Halloween 2022: The Tonewood Incident

Chistopher

malapterurus electricus tonewood instigator
Yesterday I was being a dummy and tried to raise the action on the left side of my flush-mounted Floyd Rose equipped guitar. This obviously makes the bridge not sit flat, and thus it is "half-floating" and doesn't have a solid connection to the body and it caused a bunch of tuning issues.

As any God-fearing man, I don't believe in this tonewood nonsense. But maybe it's the ghouls and goblins that rain down upon us on October 31st, but when I fixed it and gave it a more solid mechanical connection to the body of the guitar, it seemed to have a noticeable shift in tone. The weird thing is the apparent tone change didn't line up with what it's supposed to according to the tonewood rules. Again, maybe I'm making this up, but with the more mechanically solid connection, it seemed to have less bass and a clearer lower midrange. Which is odd because the acoustic guitar of the tone is very dark with an average amount of bass. It did not appear to effect the higher end of the frequency spectrum.

Must be ghosts or something.
 
I wasn't there to hear the effect, but the clearer lower midrange could have upstaged any bass. It's all relative, and when something sticks out, there's a tendency to perceive all the other frequencies as less, even if they are the same as they were.

Coupling string vibrations to wood, chambered surfaces, etc. does have an effect. Just touch the headstock of your guitar to the wall and strum the strings, then tell us what you hear different.
 
I wasn't there to hear the effect, but the clearer lower midrange could have upstaged any bass. It's all relative, and when something sticks out, there's a tendency to perceive all the other frequencies as less, even if they are the same as they were.
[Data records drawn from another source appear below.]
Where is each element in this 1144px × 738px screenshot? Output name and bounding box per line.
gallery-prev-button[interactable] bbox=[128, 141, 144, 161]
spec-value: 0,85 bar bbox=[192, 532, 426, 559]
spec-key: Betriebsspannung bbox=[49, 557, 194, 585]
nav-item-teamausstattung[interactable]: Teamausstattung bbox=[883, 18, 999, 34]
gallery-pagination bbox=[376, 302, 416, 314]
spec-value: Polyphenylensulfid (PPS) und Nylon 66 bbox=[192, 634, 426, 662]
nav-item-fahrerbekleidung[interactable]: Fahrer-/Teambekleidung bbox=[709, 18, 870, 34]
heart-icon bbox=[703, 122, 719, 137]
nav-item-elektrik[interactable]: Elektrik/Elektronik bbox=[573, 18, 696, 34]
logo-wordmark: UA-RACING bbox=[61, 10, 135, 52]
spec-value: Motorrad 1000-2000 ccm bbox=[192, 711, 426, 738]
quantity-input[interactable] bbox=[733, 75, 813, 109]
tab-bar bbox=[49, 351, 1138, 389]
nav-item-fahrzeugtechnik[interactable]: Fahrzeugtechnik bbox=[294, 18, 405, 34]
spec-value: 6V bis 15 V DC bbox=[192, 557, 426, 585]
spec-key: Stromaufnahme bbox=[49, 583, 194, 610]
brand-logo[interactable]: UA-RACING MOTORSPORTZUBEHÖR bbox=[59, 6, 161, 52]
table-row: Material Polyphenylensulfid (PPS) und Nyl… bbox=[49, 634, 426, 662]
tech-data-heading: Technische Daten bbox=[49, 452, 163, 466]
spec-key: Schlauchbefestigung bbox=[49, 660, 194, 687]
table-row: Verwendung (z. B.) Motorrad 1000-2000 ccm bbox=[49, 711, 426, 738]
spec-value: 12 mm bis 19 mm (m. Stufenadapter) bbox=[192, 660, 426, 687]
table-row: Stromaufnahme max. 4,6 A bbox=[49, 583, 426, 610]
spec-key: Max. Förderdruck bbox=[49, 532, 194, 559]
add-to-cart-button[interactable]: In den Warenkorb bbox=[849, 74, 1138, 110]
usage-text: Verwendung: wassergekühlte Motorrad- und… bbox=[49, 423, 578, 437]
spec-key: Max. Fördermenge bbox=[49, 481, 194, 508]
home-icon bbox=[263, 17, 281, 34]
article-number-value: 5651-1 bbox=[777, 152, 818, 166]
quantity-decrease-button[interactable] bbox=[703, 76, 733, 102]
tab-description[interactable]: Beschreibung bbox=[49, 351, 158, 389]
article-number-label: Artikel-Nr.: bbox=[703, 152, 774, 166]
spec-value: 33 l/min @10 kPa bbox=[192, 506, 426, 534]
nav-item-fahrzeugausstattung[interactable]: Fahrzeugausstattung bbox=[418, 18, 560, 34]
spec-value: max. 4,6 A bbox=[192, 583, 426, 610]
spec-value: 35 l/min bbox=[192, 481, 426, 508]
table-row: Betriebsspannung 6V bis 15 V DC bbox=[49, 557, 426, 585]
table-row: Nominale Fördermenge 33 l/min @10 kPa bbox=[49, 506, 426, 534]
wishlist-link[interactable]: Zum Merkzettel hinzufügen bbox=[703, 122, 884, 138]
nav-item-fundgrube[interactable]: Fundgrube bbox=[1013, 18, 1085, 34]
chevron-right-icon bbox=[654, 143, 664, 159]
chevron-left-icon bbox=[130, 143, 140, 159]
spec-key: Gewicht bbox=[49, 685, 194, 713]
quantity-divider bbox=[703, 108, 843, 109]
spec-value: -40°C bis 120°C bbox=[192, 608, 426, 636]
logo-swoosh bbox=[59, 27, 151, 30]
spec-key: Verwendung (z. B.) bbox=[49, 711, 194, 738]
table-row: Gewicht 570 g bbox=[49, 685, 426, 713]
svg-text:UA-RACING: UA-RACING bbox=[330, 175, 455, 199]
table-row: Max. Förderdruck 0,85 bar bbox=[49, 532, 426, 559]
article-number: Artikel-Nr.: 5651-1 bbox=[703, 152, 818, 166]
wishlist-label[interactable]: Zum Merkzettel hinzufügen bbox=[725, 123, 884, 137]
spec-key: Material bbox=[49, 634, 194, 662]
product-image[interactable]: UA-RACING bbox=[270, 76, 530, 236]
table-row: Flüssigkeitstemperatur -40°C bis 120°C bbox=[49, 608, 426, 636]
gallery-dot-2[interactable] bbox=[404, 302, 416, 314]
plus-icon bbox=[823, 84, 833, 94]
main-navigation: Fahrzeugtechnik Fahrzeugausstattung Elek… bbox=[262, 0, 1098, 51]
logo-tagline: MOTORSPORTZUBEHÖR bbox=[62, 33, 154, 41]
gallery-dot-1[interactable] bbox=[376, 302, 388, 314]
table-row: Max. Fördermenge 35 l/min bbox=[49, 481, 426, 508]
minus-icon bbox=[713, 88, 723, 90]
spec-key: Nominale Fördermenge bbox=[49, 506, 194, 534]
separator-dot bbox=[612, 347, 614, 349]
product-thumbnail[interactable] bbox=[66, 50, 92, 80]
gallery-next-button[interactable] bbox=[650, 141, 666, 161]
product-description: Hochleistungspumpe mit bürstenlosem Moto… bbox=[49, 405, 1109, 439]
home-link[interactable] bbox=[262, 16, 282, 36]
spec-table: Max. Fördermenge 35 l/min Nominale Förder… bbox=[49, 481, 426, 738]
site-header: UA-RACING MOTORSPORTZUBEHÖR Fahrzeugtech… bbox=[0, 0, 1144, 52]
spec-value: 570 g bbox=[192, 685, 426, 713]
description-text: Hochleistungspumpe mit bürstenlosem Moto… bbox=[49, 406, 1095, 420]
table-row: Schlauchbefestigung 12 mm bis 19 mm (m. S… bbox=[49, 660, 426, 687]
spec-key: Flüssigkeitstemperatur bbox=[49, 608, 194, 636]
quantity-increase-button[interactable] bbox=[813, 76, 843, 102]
Coupling string vibrations to wood, chambered surfaces, etc. does have an effect. Just touch the headstock of your guitar to the wall and strum the strings, then tell us what you hear different.

Mostly what I hear is the strings detuning from the neck being pushed up against a wall. But it's funny ive tested that theory by clamping a textbook to a Telecaster. It probably wasn't the most controlled experiment, but I don't remember a meaningful difference.

By clearer midrange, I meant less lower midrange garbling up my sound.
 
There's a tonal different between a floating bridge and a bridge that is making hard contact with the rest of the guitar body. When a bridge is floating, it moves a little bit as you play and this movement eats some of the vibrations from the strings. When it's decked or blocked, a trem is much more solid so will transfer the vibrations from the body and neck a little bit better.

As far as tonewood goes, you can't tell what a guitar will sound like by knowing the species of wood that is used to build it. There's too much variability from piece of wood to piece of wood. The brightest guitar I've got is a solid mahogany body. I have a maple neck/fretboard guitar on alder that is dark and mid-rangey. Different pieces of wood may sound slightly different though depending on density and the structure of the wood - although I think that this effect is most noticeable with the neck usually.
 
I'm still not sold on tonewood though. The acoustic tone of this guitar is not unlike a jazz box, but when plugged in, the 15k A2 bridge pickup and 18k A3 neck pickup make it sound fairly balanced.
 
I'm still not sold on tonewood though. The acoustic tone of this guitar is not unlike a jazz box, but when plugged in, the 15k A2 bridge pickup and 18k A3 neck pickup make it sound fairly balanced.

Pickups, amp, and speaker all make way more of a difference to the sound of a guitar than the wood.
 
Definitely, I don't understand how the wolfgang pickups manage to do what they do. Especially the neck pickup. It almost sounds like the guitar has two bridge pickups.
 
There's a tonal different between a floating bridge and a bridge that is making hard contact with the rest of the guitar body. When a bridge is floating, it moves a little bit as you play and this movement eats some of the vibrations from the strings. When it's decked or blocked, a trem is much more solid so will transfer the vibrations from the body and neck a little bit better.

Yeah. On my Floyd guitar I regularly jam a block of wood in cavity to anchor the trem. Changes the sound slightly (a little fatter) and changes the feel tremendously (attack is way faster/harder)

Same on my Strat knockoff.

On my old MIA Strat though, no difference in tone or feel when I blocked the trem with the same chunk of wood.
 
Probably because Strat bridges rest up against the body, and Floyds usually only contact the guitar off of two tiny pivot points.